Hardline Hindu groups, such as Bal Thackeray’s Shiv Sena party, have proclaimed their unequivocal opposition to the presence of the Pakistan cricket team on Indian soil, and it is no wonder that some blame the sporting rivalry for inspiring unhealthy communal hatred.

But these criticisms are misplaced. Again and again these highly charged encounters have turned into an unequivocal force for good. The truth is that Pakistan and India have a great deal more in common than they care to admit to themselves. They share many of the same languages, the same customs, the same history, the same clothes and one magnificent shared passion – the game of cricket.

So there is a surprising amount of good humour between rival fans when the sides meet. The players tend to get on very well, too. During one period of conflict the legendary Indian batsman Sunil Gavaskar was asked his view, and reportedly replied: “How do you spell conscientious objector?”

Pakistan ended a long period of bitter tension by inviting India on a highly successful tour six years ago.
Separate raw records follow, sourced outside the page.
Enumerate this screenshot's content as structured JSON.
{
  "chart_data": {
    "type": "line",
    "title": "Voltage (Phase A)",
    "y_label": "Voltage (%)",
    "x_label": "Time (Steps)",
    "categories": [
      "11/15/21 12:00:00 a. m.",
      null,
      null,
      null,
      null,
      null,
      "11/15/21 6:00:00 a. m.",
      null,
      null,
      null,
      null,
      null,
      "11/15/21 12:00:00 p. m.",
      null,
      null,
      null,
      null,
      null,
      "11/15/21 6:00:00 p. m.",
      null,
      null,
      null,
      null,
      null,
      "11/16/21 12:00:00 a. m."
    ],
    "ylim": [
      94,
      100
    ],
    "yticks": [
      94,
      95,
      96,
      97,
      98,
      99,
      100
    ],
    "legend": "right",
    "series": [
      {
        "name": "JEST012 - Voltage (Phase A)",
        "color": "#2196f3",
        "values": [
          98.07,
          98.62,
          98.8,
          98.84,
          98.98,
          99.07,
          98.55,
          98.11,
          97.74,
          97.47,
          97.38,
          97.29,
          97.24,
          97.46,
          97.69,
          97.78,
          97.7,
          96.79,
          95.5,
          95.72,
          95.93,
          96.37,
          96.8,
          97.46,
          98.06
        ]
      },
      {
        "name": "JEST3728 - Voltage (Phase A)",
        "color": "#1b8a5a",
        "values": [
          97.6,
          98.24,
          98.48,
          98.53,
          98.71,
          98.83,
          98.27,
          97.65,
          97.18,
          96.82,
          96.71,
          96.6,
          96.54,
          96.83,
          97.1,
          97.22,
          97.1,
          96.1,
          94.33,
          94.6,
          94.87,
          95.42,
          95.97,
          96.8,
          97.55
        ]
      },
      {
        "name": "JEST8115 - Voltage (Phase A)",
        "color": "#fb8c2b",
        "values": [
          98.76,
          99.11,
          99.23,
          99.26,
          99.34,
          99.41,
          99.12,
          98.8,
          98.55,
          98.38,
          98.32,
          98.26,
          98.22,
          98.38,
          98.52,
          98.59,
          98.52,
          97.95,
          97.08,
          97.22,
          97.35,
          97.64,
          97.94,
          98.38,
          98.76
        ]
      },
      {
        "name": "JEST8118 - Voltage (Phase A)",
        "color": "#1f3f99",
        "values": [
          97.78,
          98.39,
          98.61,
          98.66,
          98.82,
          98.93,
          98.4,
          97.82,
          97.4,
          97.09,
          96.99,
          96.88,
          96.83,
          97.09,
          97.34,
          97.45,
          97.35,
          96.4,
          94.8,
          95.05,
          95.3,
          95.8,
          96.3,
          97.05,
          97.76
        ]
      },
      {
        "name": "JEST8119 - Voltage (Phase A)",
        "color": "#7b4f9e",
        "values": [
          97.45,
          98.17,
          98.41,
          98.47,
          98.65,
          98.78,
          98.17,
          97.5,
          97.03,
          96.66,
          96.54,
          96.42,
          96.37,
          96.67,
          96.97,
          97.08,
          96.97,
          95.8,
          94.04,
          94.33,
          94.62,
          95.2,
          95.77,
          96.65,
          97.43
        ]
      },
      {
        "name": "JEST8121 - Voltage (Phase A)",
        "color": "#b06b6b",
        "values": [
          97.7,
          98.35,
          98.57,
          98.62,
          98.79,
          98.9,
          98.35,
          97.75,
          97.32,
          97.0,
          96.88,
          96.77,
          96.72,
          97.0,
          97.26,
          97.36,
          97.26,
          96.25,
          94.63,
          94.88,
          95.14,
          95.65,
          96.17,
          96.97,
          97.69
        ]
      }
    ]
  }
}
Afterwards, the Indian High Commissioner told the Pakistan cricket manager and diplomat Shararyar Khan: “20,000 Indian fans visited Pakistan for the cricket series. You have sent back 20,000 Pakistani ambassadors to India.”

This triumph echoed India’s first tour of Pakistan back in 1955, just eight years after the agonies of partition. Pakistan threw open its doors, with some 10,000 Indian citizens crossing the border across which so many had fled amid terrible scenes of carnage. The atmosphere could not have been warmer as the Muslims of Lahore took the Indian visitors to their hearts, with many restaurants and hotels giving them free drinks and meals.

So today, it is no surprise that the Indian prime minister, Manmohan Singh, and his Pakistan counterpart, Yusuf Gilani, both Punjabis, will be together at Mohali, taking advantage of the occasion for a little “cricket diplomacy” in an attempt to ease the relations which have been so fraught in recent months.

The two prime ministers will witness a gladiatorial encounter. But it is one that demonstrates how much their two great warring countries have in common.